At the end of my solo show Life Is Too Snort, I put a CPAP mask on my face, pack weed into the other end of the air hose, and then pretend to light the weed on fire, inhaling through my CPAP mask. That’s my closer— and the audience screams.

Pot humor used to be underground. It had an illegal vibe. Even now, I am leery about using my marijuana material on older, more conservative crowds. One night last week, I performed Life Is Too Snort at a 55+ community in San Diego, and I asked the show’s producer if he thought I would alienate them with my weed jokes. He laughed and said, “I think you’ll be surprised.” When I told the crowd, “What’s the worst thing about smoking too much pot? You run out!,” a tiny woman of maybe 80 slammed the table with her fist and yelled, “I’m out now!” I closed the show by smoking through my CPAP mask, and afterward three women asked me if I could get them weed. (It’s one of my regrets—why didn’t I just become a drug dealer?)

The audience for cannabis comedy is now mainstream, but how does weed effect the comedian’s writing and performance? Well, comedy uses the principles of improv; no matter what you come up with, you go “Yes, and…,” and then add something new. Your critical voice will assault you with various reasons each joke doesn’t make sense, or isn’t funny. When the critical voice says, “Yes, but…” creativity stops. Weed can help you focus on the moment and get to “Yes, and…”.

George Carlin said that he first wrote his jokes straight, then got high and went back over them. Carlin’s first “straight” pass kept his topics relatable, and the herb pass made them funnier. Comic great Dan St. Paul remembers writing while very high on shrooms, “We found the number 17 to be so hilarious, laughed for an hour. We tried the number 16. Nothing!”

I can focus on one thing with Zen intensity when I’m high. When cranking out the comedy for my “Fried Comedy News” radio rants on KPIG, pot can give me stamina. When the morning caffeine starts to wear off, and I can’t write or record anymore, I can light up and go four more hours.

But performing comedy is different for me. When onstage, it does not work for me to have that high weed-attention to detail. I’m trying to be hyper-aware of every person and every sound in the room, and integrate all of it into my dialogue with the crowd. Engaging 200 people takes macro-vision, not micro. This is not something I can do high.

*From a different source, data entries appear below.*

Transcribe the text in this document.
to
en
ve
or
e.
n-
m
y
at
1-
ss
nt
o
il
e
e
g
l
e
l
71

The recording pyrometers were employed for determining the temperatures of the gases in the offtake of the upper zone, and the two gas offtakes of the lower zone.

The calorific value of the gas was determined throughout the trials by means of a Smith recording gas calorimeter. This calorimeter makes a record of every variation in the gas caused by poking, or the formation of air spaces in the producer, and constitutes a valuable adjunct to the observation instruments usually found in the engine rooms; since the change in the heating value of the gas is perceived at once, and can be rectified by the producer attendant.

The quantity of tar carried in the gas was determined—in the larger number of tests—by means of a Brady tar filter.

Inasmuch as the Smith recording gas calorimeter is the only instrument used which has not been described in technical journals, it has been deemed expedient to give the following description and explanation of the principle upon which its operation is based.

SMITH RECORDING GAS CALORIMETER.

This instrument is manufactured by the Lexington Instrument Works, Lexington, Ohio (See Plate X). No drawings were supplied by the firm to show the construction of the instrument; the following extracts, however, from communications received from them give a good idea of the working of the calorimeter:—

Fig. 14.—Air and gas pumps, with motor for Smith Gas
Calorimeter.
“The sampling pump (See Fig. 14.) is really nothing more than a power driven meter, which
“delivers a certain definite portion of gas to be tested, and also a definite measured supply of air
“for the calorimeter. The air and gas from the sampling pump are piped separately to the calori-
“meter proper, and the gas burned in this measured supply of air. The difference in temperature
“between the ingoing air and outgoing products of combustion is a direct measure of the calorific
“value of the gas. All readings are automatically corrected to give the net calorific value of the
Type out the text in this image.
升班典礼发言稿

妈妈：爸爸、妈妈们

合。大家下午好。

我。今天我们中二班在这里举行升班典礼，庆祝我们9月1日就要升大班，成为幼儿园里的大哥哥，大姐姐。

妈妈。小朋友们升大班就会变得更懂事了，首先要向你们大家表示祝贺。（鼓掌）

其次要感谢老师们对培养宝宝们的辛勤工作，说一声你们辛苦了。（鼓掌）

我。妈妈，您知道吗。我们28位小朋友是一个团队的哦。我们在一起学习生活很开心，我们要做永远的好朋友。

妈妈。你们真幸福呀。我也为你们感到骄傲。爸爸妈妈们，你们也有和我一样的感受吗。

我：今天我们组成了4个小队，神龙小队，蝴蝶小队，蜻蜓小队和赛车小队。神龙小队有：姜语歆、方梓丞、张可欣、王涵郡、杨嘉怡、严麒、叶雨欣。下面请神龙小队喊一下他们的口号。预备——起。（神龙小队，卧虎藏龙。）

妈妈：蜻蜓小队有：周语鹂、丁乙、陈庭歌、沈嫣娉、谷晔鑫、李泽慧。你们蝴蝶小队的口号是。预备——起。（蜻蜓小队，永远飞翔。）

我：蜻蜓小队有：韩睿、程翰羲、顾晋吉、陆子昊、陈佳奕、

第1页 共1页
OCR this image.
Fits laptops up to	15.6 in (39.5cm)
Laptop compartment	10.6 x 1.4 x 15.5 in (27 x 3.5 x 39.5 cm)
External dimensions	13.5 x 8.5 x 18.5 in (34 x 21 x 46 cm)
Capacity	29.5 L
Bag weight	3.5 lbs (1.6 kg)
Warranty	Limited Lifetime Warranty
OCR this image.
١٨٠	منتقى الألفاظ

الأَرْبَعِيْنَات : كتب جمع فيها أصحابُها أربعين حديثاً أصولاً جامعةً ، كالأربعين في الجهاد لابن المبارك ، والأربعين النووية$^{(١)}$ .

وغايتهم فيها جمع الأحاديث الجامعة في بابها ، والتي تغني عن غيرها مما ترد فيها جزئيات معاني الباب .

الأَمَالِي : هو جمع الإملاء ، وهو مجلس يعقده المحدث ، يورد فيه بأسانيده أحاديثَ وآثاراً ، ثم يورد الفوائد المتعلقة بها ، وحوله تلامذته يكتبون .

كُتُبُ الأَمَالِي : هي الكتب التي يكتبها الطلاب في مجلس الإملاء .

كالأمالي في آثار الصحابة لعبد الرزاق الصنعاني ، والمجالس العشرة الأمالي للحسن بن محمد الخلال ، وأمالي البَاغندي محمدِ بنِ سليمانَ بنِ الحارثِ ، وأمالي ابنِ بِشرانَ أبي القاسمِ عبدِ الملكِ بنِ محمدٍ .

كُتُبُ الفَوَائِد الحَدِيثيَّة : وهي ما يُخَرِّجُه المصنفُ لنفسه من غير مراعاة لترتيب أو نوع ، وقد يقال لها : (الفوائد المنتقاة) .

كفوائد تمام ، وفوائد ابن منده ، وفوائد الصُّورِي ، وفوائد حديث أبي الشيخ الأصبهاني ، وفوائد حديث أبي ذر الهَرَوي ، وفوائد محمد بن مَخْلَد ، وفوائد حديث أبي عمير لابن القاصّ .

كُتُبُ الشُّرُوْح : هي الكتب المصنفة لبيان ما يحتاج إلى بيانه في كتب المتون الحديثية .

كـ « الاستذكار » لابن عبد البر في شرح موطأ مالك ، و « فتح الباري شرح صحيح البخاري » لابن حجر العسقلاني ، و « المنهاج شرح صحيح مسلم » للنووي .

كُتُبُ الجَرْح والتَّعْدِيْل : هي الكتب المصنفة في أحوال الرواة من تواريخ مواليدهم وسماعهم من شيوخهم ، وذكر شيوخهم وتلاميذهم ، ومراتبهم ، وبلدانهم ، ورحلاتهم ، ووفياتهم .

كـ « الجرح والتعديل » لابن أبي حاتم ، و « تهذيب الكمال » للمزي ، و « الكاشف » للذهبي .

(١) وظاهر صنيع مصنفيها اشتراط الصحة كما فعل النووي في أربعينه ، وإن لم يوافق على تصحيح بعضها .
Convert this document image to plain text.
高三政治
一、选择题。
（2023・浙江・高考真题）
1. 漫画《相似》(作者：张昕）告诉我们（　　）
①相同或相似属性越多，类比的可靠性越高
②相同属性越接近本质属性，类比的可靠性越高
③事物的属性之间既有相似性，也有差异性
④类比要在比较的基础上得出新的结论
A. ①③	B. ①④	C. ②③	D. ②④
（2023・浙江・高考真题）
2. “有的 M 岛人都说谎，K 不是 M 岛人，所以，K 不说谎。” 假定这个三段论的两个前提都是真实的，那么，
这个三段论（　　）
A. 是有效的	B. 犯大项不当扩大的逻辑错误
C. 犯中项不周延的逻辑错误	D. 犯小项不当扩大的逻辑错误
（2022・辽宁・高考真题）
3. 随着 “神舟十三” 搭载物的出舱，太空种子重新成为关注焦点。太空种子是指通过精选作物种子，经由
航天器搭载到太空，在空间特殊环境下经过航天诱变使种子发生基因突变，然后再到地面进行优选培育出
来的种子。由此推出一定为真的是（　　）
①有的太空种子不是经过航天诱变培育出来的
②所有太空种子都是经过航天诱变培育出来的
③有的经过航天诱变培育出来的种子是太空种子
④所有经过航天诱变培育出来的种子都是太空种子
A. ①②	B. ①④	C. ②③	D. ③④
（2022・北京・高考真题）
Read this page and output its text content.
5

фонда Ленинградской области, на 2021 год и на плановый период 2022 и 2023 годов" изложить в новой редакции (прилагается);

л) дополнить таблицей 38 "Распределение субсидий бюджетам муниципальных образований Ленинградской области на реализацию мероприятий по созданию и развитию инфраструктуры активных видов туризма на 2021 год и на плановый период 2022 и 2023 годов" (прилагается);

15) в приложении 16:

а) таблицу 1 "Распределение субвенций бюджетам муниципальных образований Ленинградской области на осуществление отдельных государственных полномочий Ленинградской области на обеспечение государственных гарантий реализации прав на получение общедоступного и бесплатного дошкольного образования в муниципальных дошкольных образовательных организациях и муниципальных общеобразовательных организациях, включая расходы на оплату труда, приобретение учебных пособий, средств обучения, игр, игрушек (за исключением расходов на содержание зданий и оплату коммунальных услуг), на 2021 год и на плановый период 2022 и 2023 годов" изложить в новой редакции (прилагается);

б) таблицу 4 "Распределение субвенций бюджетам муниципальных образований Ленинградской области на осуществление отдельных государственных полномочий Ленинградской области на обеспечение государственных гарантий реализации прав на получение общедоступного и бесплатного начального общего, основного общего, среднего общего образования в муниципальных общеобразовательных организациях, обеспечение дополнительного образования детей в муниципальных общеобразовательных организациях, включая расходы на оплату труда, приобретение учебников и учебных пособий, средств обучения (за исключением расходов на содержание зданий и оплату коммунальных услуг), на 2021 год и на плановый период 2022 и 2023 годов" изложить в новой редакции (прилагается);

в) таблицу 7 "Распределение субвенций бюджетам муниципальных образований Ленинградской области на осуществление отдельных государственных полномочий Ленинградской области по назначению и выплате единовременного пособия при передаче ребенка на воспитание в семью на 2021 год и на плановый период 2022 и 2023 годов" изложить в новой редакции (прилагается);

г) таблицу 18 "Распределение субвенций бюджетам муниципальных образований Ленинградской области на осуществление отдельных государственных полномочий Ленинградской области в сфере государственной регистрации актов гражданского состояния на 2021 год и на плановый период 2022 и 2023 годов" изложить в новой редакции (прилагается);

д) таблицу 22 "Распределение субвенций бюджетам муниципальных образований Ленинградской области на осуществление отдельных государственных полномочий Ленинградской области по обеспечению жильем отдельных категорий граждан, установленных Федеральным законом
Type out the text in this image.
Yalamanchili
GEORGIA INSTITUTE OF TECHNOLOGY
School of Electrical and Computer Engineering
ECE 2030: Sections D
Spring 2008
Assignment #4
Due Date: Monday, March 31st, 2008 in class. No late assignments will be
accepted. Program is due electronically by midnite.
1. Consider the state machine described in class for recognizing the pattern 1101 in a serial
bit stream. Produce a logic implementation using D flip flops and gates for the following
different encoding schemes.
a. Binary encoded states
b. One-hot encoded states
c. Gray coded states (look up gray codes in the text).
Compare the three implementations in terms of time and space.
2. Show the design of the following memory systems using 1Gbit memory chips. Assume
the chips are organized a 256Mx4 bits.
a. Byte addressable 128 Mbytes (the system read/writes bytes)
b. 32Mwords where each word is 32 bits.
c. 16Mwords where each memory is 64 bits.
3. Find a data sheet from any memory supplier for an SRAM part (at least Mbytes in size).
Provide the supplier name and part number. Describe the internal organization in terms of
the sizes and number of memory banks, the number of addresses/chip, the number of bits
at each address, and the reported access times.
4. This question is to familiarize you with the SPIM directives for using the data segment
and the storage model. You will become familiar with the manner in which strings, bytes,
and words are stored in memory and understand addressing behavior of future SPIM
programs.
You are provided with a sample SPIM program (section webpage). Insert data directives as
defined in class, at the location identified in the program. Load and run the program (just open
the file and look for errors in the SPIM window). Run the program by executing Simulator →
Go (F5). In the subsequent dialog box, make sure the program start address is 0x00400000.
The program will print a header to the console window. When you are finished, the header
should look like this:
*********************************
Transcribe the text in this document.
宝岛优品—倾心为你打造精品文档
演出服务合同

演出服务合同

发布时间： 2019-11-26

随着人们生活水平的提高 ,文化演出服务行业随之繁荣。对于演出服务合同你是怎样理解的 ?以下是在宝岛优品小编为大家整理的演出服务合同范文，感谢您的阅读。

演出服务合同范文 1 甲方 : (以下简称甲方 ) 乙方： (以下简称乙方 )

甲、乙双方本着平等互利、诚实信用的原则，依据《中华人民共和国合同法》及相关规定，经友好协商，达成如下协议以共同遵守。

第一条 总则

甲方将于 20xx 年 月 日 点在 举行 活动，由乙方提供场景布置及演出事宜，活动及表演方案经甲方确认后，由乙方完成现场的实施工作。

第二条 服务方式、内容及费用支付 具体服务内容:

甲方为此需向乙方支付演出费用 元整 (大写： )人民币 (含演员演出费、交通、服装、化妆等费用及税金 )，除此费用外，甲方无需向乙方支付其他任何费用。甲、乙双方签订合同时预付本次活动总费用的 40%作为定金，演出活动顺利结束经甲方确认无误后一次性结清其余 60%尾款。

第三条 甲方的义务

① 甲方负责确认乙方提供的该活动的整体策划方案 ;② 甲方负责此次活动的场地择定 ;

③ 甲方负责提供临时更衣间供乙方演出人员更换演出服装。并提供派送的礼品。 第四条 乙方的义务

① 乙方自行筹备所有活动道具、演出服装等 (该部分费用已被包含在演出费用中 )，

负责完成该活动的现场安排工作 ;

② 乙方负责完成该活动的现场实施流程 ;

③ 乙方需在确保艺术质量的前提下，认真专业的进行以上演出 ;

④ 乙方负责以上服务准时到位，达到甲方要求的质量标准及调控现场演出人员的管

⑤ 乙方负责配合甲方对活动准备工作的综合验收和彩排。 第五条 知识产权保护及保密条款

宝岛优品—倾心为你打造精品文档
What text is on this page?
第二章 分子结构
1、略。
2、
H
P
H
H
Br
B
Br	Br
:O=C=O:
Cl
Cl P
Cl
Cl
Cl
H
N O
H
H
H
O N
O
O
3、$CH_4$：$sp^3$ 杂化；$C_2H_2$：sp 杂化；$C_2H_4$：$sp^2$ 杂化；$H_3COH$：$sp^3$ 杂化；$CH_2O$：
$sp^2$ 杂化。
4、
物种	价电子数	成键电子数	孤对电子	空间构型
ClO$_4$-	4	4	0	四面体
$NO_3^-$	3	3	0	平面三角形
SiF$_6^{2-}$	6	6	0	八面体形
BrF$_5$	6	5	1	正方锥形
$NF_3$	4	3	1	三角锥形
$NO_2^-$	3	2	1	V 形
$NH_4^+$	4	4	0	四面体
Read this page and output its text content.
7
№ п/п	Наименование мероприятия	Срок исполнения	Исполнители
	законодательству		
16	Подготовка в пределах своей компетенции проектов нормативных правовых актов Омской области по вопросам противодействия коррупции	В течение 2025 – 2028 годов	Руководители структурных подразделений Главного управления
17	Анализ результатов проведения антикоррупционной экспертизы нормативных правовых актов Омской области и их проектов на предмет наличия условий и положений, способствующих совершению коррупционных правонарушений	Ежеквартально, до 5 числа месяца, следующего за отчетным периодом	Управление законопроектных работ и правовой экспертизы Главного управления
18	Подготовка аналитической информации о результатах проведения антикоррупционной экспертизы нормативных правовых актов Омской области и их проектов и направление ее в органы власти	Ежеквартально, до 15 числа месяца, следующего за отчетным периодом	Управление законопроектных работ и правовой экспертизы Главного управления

Comedy may be the juxtaposition of incongruities, but it still must ring true or it’s not funny. Hopefully, a developing comic will go from asking “what’s funny?” to “what’s the truth?” And weed will make you tell the truth. You can’t lie on weed. Weed made Bill Clinton announce that he is horny. Weed made Al Sharpton announce he is Black. Weed made Tucker Carlson announce that he is an asshole.

This drug is so benign that people share it with their pets—it’s rare to go over to a meth addict’s house and see him chase his cat around with a syringe. Weed has become mainstream, and at comedy shows it is sometimes more pervasive than alcohol. I can tell who in the audience is stoned by who laughs at this joke: “Pot can make you paranoid. When you get really high, you might decide you can walk on a beam of light, but you become afraid that someone will turn it off and you’ll fall down.” If you don’t think that’s funny, get high and try it again.

With A Little Help From Ringo 

                                             

One time I opened for Ringo Starr and His All Starr Band at the Mountain Winery in Saratoga. It is officially a 2,500 seater, but was so packed that people were sitting on branches of the trees. As I walked to the microphone, a dense cloud of blue, sweet smoke rose from the seated crowd and rolled over the stage. It was like 3,000 people shotgunned weed directly into my face.

Three jokes into my act, it was clear the audience could not get my punch lines, because they couldn’t remember the setups. But it didn’t matter, because after breathing that smoke, my rehearsed bit list became a distant memory. So I put on my guitar, mimicked Peter Townshend’s windmill move, swung my arm around and around in a windup and smash a power chord. The crowd erupted into a yell like a volcano in slow motion. I played my funny songs and they clapped along, not in time but con brio. When they started laughing, I was high as they were. Suddenly my 25-minute set was over. They liked me. Not the loudest applause I’ve ever gotten, but definitely the slowest to take form.

As I walked down the stairs to exit the stage, I passed Ringo and the All Starrs coming up. When Ringo and I landed on the same step, he stopped, tilted his head back, pointed a bejeweled finger at me and said, “Boys, now there’s a funny one.”

And Ringo is a funny one. Two young women, maybe 20 years old, were jumping up and down, screaming, “Ringo, we love you! Ringo, we want you!” Ringo looked at them and quipped, “Oh, I hope they’re not my children.”
  

My Big, Stoned Idea

What I learned last week from my Life Is Too Snort show in San Diego is that everyone loves to laugh, and everyone loves to take drugs. What if we embrace those we can’t understand with cannabis and comedy? Canamedy! Maybe marijuana and laughter is the bridge our polarized society needs. A harmonious sanctuary. Giggles and ganja. Maybe the best way to connect with someone with an opposing worldview is to laugh at what you agree on, and then get so high you both can pass through a portal to see the world with a new view. Pass the dutchie on the left-hand side and say “Yes and…” to each other until you find a truth that makes you both laugh.